The UK House of Commons is set to review recent acid attacks in the British capital and laws concerning such attacks in the country.
Five acid attacks took place in London on Thursday night, raising serious concerns about a crime becoming widespread.
The Monday review will look at existing laws on the possession and throwing of acid, the response of police, sentencing, how people access harmful products, and the support offered to acid attack victims.
Police say more than 400 acid or corrosive substance attacks were carried out in England and Wales in the six months to April 2017, indicating a worrying increase in reports of attacks with acid or similar substances as offensive weapons.
Most acid attack cases never reach courts, and sentences for people who carry out the attacks in England and Wales are reportedly light.
A “wide-ranging” government review, following the rise in attacks, could result in heavier sentences for offenders.

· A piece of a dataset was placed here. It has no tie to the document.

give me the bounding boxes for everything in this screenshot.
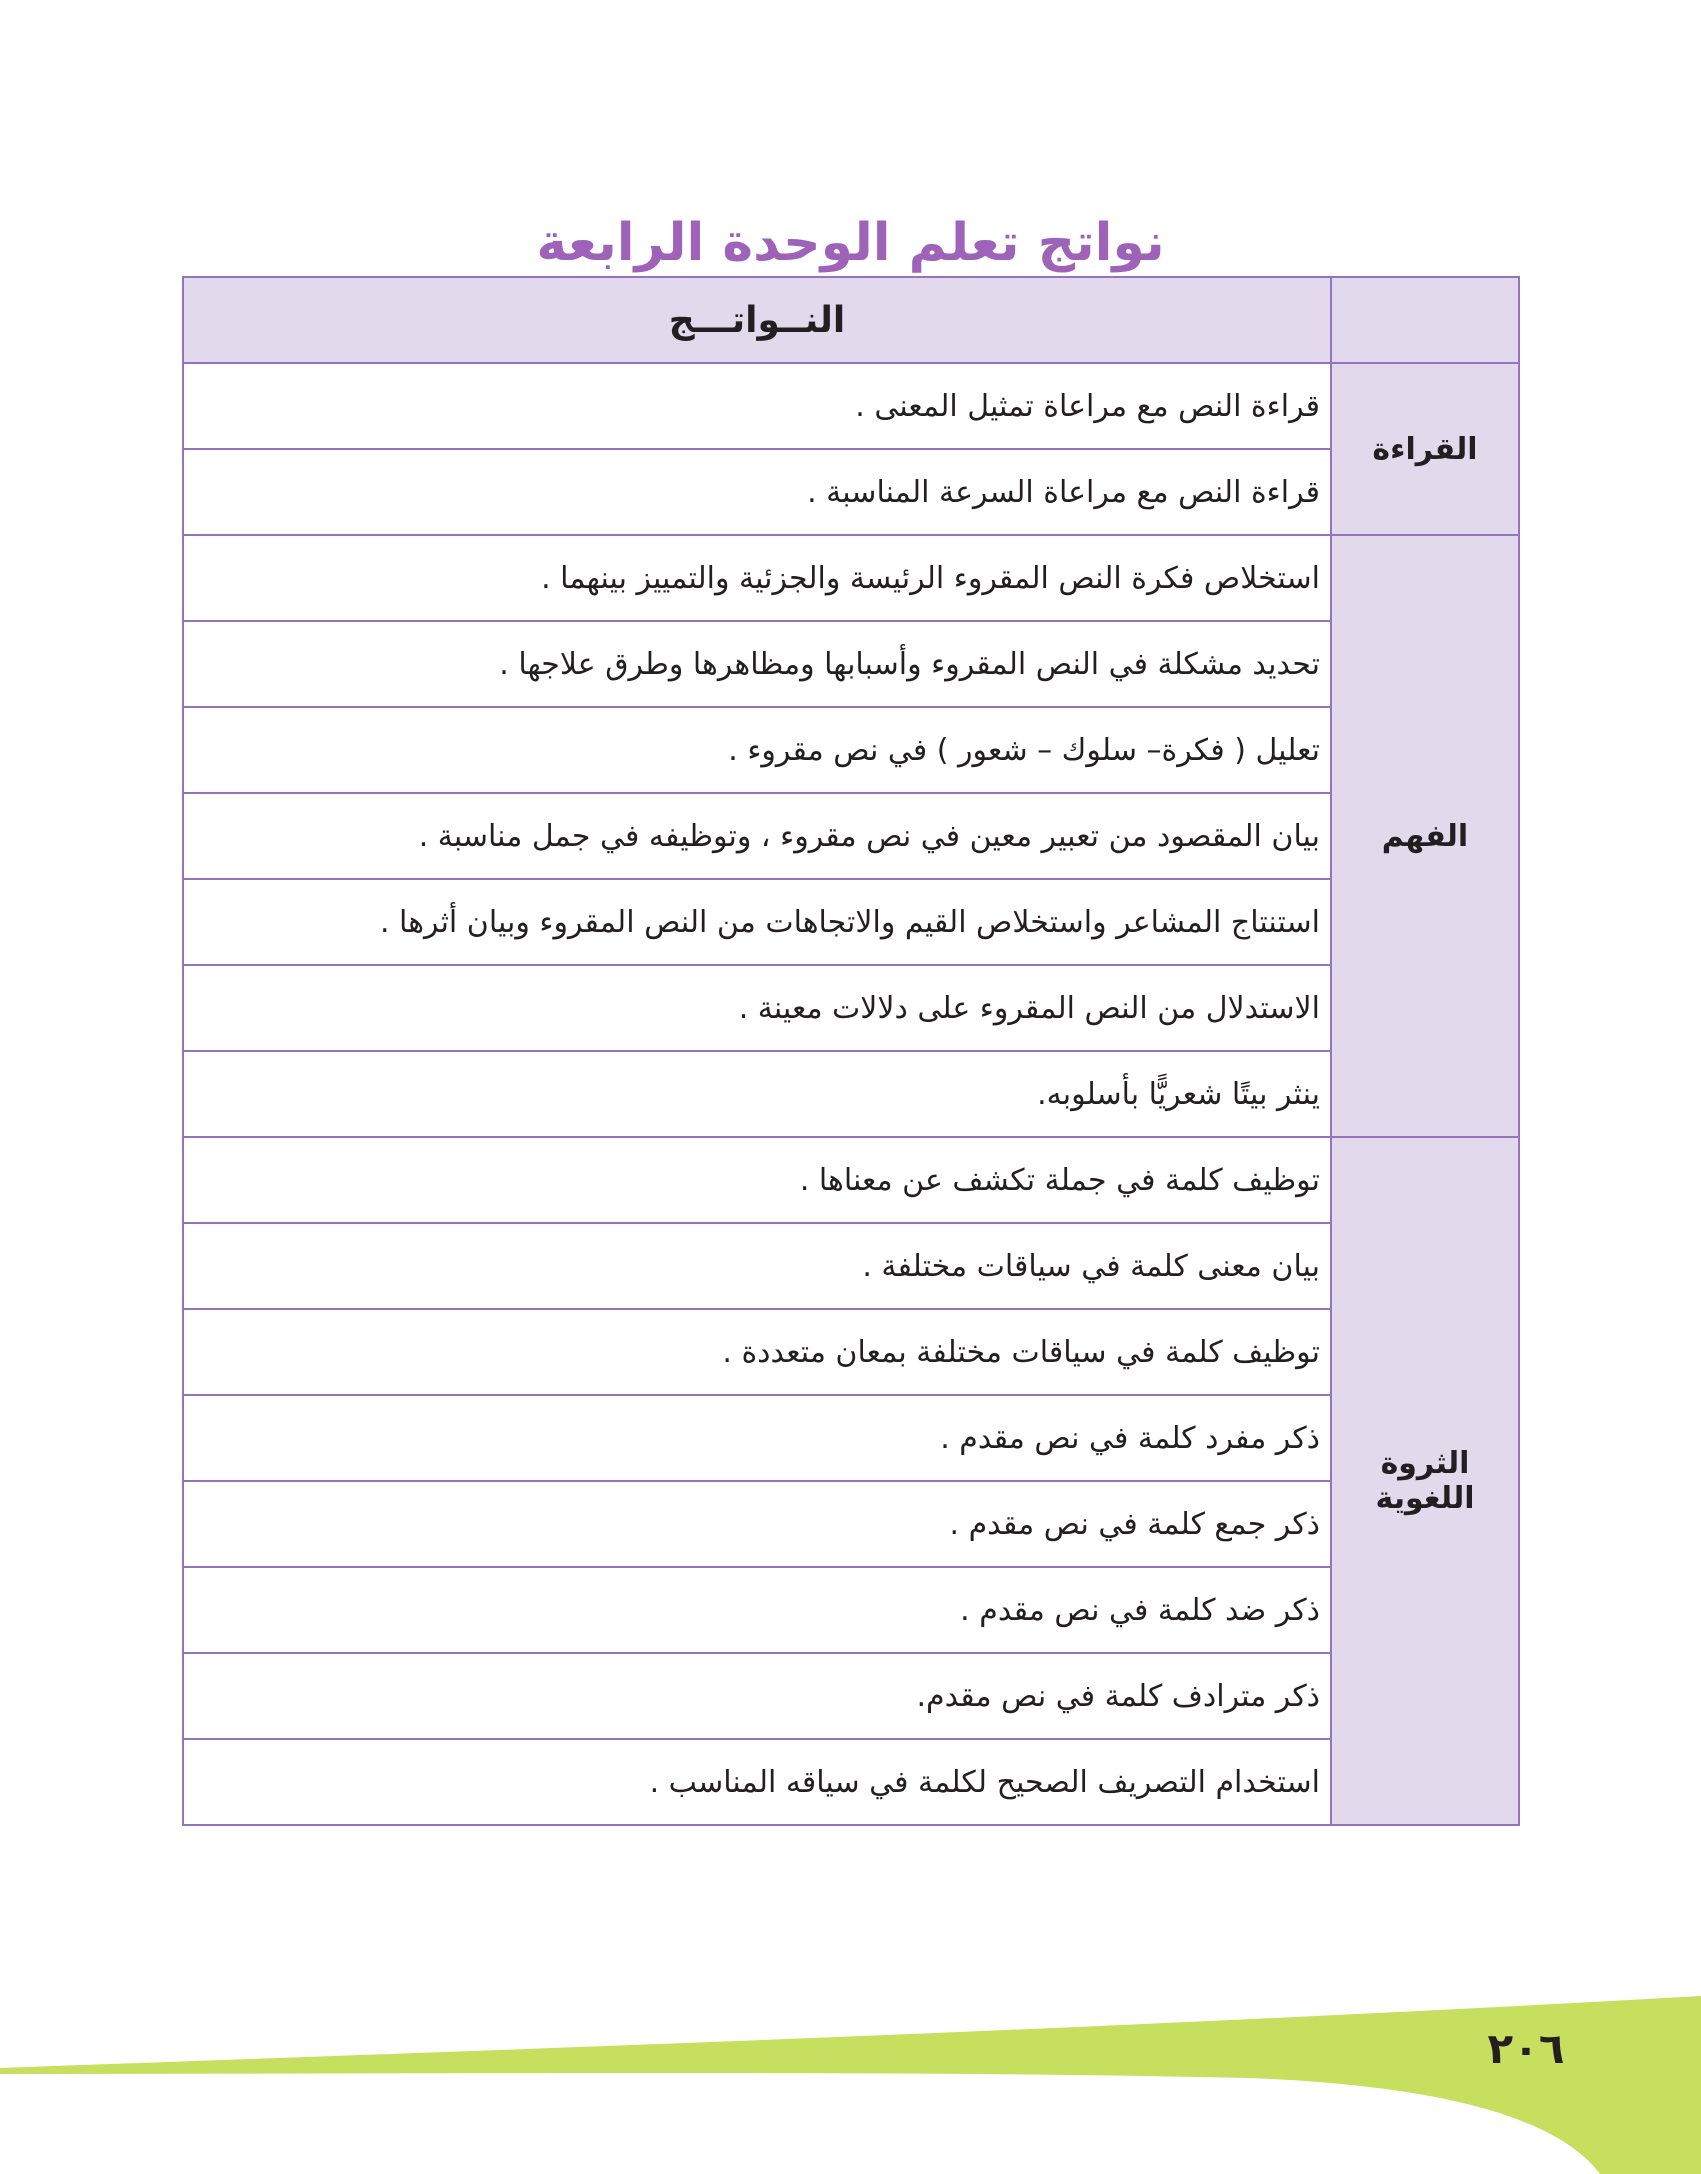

UK authorities say perpetrators should “feel the full force of the law” and think apprehensively about committing such attacks.
“It is vital that we do everything we can to prevent these sickening attacks [from] happening in the first place,” said UK Home Secretary Amber Rudd, adding, “Life sentences must not be reserved for acid attack survivors.”
Local media say acid has become the weapon of choice for criminals because it carries lesser sentences compared to other weapons and is easier to dispose of after the attack.
British police said on Saturday that they had charged a 16-year-old boy with 15 offenses following five related acid attacks in London two days earlier, which left several people with facial burns, including one with serious injuries.
The charges included grievous bodily harm, the possession of an item to discharge a noxious substance, and robbery.
The teenager is due to appear before the Stratford Youth Court on Monday, London’s Metropolitan Police said in a statement.
On Friday, British police had said they had arrested two teenagers in connection with the attacks.
Police say it is “virtually impossible” to ban the sale of the corrosive substances used in acid attacks due to their wide usage in houses and industries.